高度経済成長を経て、日本では葬儀から宗教色が薄まり始めた。近年は、散骨や自然葬のほか、通夜や告別式を行わず、直接火葬場に遺体を運んで火葬をする直葬が増えるなど、一層“宗教離れ”が進んでいるといわれる。故人に対する記憶を新たにする場としての葬儀に、宗教が関わるか否かでどのような違いがあるかを議論し、宗教や宗教者の役割を考えるために、今回のシンポジウムは開催された。
当日は、長野市にある長谷寺(真言宗智山派)の岡澤慶澄住職、神習教の芳村正德教主、公益財団法人「東洋哲学研究所」の大西克明研究員、大塚マスジドのクレイシ・ハールーン事務局長が発表。それぞれの宗教における葬儀や信仰的な意味合いを報告した。
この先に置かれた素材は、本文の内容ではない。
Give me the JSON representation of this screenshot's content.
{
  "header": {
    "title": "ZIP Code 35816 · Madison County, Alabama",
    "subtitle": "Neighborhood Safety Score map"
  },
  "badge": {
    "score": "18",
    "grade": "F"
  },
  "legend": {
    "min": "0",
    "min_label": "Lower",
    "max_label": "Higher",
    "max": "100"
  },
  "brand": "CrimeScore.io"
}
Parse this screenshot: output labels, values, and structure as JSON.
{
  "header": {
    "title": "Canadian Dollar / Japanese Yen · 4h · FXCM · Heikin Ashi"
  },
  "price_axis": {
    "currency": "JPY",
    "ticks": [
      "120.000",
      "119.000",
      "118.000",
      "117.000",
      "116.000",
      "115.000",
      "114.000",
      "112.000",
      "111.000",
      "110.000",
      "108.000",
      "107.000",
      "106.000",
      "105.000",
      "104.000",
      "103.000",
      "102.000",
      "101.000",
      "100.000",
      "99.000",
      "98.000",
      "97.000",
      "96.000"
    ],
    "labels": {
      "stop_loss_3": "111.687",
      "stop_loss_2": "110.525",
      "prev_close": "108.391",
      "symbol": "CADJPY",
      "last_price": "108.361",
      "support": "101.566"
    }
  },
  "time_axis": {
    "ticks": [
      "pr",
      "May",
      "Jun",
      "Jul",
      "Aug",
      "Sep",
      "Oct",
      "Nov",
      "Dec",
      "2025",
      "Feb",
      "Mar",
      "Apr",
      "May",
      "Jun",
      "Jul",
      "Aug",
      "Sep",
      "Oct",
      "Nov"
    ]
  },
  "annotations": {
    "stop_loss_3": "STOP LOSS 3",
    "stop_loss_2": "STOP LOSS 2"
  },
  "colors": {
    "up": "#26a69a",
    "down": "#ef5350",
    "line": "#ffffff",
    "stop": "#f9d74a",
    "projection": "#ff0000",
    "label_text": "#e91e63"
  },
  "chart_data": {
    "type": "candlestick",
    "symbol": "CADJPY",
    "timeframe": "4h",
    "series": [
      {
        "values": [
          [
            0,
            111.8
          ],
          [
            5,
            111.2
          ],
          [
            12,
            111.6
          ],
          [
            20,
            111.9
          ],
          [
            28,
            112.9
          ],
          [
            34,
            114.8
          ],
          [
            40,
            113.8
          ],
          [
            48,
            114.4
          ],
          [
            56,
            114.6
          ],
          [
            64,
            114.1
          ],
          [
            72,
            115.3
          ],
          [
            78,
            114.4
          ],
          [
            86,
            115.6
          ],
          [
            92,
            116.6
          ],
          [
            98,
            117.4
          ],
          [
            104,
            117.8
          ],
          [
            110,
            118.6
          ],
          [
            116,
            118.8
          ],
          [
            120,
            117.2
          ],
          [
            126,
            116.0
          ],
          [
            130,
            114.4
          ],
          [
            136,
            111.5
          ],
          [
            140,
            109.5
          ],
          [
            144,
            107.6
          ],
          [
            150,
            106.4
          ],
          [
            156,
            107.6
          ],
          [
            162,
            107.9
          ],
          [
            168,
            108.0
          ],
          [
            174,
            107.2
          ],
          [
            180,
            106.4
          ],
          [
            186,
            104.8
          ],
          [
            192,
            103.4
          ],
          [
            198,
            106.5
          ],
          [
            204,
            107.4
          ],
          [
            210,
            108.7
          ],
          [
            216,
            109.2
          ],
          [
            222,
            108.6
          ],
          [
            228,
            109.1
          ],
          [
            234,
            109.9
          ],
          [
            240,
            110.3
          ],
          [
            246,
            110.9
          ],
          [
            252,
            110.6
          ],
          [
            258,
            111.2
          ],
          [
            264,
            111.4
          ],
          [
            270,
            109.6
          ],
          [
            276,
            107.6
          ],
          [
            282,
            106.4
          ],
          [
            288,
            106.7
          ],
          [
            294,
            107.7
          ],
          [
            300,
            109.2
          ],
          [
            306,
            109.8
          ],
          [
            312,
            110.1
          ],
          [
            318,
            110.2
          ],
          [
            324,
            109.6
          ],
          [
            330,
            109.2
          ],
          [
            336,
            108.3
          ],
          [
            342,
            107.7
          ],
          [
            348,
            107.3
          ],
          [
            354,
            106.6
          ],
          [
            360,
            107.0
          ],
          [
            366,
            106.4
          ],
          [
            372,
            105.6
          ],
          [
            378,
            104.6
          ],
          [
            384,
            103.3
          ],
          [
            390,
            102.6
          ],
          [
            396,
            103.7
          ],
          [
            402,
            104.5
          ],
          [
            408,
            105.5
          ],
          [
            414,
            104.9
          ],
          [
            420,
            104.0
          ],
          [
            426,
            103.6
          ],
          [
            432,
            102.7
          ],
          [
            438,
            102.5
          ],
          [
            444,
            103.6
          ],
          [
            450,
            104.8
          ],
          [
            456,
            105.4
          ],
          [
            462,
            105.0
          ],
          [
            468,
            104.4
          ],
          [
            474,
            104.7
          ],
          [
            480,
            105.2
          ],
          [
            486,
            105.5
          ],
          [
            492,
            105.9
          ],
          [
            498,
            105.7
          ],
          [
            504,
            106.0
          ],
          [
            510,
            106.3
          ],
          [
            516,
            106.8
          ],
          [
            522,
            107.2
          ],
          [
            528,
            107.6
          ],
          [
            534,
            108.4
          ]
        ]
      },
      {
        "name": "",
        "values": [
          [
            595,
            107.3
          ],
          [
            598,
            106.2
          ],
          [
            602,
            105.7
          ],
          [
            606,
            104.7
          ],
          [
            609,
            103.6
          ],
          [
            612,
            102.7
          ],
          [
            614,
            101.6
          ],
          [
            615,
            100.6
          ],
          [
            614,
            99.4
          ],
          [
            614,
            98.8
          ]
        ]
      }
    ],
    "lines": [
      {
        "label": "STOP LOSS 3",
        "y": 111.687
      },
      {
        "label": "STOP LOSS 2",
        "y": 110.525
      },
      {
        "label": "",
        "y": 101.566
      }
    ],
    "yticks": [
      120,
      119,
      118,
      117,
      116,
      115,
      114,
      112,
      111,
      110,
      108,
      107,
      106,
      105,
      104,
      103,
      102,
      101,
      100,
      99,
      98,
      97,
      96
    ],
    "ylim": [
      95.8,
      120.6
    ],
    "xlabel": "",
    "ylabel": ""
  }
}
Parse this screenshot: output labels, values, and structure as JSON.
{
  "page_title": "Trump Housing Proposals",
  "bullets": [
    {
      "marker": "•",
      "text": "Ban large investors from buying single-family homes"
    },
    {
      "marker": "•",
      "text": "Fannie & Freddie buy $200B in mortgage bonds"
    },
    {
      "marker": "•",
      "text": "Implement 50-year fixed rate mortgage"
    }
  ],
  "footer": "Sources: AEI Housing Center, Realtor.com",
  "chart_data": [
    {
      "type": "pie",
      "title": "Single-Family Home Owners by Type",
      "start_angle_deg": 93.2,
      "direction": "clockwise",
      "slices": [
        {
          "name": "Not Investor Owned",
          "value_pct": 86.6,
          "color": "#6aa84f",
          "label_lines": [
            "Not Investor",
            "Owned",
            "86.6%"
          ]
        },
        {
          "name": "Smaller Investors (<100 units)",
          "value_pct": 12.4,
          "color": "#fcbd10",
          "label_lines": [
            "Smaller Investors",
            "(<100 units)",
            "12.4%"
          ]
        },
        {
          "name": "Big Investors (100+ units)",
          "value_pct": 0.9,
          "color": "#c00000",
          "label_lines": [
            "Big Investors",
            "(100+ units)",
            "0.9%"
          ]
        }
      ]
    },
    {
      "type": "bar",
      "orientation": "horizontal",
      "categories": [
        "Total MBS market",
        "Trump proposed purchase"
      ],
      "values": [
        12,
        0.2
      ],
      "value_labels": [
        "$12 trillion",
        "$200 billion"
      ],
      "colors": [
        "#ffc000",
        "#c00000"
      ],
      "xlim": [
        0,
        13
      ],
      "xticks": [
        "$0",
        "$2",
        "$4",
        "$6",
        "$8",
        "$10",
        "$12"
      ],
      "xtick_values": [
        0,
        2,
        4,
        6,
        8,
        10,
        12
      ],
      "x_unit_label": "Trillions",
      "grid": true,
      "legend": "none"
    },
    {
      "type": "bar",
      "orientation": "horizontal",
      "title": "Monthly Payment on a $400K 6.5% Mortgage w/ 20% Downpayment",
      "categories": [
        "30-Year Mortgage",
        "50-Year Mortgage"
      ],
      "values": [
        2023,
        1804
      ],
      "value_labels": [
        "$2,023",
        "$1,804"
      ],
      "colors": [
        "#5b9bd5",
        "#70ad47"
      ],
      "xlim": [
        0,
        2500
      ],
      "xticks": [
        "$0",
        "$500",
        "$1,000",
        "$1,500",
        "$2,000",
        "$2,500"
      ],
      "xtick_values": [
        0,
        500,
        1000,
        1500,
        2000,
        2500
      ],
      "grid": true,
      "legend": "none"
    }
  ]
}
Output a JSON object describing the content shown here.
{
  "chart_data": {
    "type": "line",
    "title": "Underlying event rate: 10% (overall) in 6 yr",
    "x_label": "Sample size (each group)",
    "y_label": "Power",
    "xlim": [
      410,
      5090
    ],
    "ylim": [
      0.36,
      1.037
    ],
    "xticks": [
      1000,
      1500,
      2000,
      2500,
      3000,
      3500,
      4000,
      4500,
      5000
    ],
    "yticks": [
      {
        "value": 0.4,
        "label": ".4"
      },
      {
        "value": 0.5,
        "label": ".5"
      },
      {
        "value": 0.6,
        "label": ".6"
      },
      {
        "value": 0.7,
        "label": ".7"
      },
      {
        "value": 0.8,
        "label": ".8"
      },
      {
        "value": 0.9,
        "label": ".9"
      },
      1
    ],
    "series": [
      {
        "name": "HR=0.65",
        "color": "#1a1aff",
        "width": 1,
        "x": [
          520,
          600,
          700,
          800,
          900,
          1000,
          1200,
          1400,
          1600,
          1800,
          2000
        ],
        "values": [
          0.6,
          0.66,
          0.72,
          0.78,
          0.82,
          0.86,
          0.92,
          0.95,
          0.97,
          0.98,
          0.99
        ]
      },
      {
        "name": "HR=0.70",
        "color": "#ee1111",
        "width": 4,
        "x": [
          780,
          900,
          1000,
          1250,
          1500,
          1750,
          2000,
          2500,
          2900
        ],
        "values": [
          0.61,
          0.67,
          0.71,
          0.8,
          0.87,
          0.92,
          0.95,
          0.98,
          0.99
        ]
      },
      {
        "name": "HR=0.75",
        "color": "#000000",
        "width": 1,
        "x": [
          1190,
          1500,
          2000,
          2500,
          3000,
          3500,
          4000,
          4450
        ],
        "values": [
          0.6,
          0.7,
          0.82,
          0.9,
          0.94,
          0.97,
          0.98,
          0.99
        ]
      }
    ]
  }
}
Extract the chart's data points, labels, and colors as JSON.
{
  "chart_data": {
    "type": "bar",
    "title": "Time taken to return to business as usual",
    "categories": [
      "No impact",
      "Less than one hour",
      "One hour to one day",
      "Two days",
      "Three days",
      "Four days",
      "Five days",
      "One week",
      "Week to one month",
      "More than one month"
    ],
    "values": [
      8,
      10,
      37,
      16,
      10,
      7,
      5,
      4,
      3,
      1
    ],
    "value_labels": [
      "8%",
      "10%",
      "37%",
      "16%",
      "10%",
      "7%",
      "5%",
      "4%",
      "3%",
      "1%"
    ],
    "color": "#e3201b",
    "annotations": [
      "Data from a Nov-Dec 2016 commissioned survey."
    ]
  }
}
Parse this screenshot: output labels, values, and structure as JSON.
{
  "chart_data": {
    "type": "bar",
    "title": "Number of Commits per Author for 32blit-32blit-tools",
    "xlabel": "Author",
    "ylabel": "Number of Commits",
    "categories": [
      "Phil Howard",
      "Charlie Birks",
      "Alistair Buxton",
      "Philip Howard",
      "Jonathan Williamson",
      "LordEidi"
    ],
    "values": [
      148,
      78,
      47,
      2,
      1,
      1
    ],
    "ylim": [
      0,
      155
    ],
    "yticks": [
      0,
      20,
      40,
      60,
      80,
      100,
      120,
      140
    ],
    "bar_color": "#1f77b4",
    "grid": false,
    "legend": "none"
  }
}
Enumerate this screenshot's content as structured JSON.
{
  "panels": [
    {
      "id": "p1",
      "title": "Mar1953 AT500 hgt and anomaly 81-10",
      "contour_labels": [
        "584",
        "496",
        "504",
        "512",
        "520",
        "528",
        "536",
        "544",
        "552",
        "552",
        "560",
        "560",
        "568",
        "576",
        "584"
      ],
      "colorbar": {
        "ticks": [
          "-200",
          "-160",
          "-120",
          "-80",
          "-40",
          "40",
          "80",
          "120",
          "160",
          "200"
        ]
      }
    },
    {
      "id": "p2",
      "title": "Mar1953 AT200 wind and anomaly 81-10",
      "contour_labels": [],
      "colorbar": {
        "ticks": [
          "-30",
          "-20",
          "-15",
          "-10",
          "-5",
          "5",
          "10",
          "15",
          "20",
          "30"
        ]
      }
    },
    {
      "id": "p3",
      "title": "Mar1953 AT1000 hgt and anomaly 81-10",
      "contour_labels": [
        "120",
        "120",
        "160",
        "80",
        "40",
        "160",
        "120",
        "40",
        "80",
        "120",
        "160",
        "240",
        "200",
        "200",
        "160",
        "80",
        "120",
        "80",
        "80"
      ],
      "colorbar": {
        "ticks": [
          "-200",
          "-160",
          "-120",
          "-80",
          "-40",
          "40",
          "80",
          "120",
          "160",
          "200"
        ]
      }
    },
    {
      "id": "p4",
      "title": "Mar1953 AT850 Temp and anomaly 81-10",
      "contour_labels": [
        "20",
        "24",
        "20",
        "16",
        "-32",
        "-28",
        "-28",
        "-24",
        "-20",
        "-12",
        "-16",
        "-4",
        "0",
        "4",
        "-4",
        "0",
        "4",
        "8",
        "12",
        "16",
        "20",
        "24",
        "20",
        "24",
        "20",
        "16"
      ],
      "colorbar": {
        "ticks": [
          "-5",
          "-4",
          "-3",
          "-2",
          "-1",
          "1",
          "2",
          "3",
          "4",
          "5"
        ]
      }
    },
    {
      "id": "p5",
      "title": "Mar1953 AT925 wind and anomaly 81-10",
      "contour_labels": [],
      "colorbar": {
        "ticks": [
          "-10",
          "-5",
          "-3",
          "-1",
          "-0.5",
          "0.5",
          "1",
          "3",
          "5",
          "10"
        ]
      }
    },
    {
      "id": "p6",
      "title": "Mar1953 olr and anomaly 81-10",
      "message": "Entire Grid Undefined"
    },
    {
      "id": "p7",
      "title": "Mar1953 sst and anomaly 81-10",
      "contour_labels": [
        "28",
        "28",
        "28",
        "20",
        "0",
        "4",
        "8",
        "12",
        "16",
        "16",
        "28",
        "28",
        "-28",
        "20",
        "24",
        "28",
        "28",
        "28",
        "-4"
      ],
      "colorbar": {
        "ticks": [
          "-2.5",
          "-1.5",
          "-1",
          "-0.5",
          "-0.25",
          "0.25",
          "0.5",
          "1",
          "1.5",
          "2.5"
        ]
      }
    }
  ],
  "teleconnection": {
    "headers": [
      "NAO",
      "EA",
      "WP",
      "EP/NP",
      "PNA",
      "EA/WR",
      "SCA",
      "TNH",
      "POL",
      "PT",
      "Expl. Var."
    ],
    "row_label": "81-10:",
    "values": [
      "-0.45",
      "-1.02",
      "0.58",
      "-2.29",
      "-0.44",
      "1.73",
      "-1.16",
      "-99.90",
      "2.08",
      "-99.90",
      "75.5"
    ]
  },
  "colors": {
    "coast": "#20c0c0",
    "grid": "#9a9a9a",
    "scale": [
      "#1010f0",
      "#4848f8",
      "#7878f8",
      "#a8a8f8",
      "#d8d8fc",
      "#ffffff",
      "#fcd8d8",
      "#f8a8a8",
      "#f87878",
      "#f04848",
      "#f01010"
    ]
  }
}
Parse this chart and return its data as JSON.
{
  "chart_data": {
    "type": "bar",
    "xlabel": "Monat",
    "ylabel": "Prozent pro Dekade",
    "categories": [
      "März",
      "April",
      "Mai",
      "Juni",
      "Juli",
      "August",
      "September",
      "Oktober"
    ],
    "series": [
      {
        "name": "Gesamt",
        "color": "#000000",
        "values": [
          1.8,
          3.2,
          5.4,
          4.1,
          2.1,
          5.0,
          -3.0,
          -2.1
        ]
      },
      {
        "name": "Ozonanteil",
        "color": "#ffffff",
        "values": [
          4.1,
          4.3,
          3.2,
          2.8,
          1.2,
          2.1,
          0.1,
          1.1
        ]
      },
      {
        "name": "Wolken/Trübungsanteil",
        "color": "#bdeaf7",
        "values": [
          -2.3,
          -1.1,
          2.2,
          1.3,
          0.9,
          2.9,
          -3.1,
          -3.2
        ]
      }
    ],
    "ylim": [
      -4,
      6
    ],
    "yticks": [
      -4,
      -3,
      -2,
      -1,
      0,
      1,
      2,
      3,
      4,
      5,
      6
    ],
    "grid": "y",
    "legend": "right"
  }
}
この中で岡澤師は、故人の生涯をたたえる嘆徳文や、戒名を作成するために、遺族に故人の人となりを聞き取る行為は、故人の記憶を呼び覚ますのみならず、大切な人を失った悲嘆を分かち合う“語り合いの場”にもなると説明。また、司式者として焼香を促す際、「ありがとうの気持ちを込めて」と一言添えるだけで、参列者に故人との思い出が呼び起こされ、葬儀の場がより一層心のこもったものとなり、そうした様子が遺族の慰め、励ましにもなると語った。
また、イスラームにおける葬儀について報告したハールーン事務局長は、死去から埋葬に至るまでを写真を交えて紹介した。この中で、遺体を洗い清める行為や、埋葬する際の遺体を包む白い布の用意などは、全てムスリム(イスラーム教徒)による無償の互助によって行われると詳述。これは、葬儀への参加には「神による報奨がある」と教義で定められているからであり、死者に気持ちを向ける姿勢は、「ムスリムが一日に5回行う礼拝の中でも、神や自分だけでなく、社会、そして亡くなった人のために祈るという部分にも表れている」と述べた。
この後、国際宗教研究所の井上順孝常務理事(國學院大学教授)、三木英常務理事(大阪国際大学教授)を加えて全体討議を実施した。この中で、宗教の違いにかかわらず、葬儀では故人の生涯に物語性を見いだし、これをたたえるという形で「宗教的価値付与」が行われていることを確認。加えて、縁者が一体となって故人を送り出す一連の儀式の中で、それぞれが故人に対する記憶を想起し、分かち合われることで、遺族の悲嘆に寄り添う役割も担っているとの理解を共有した。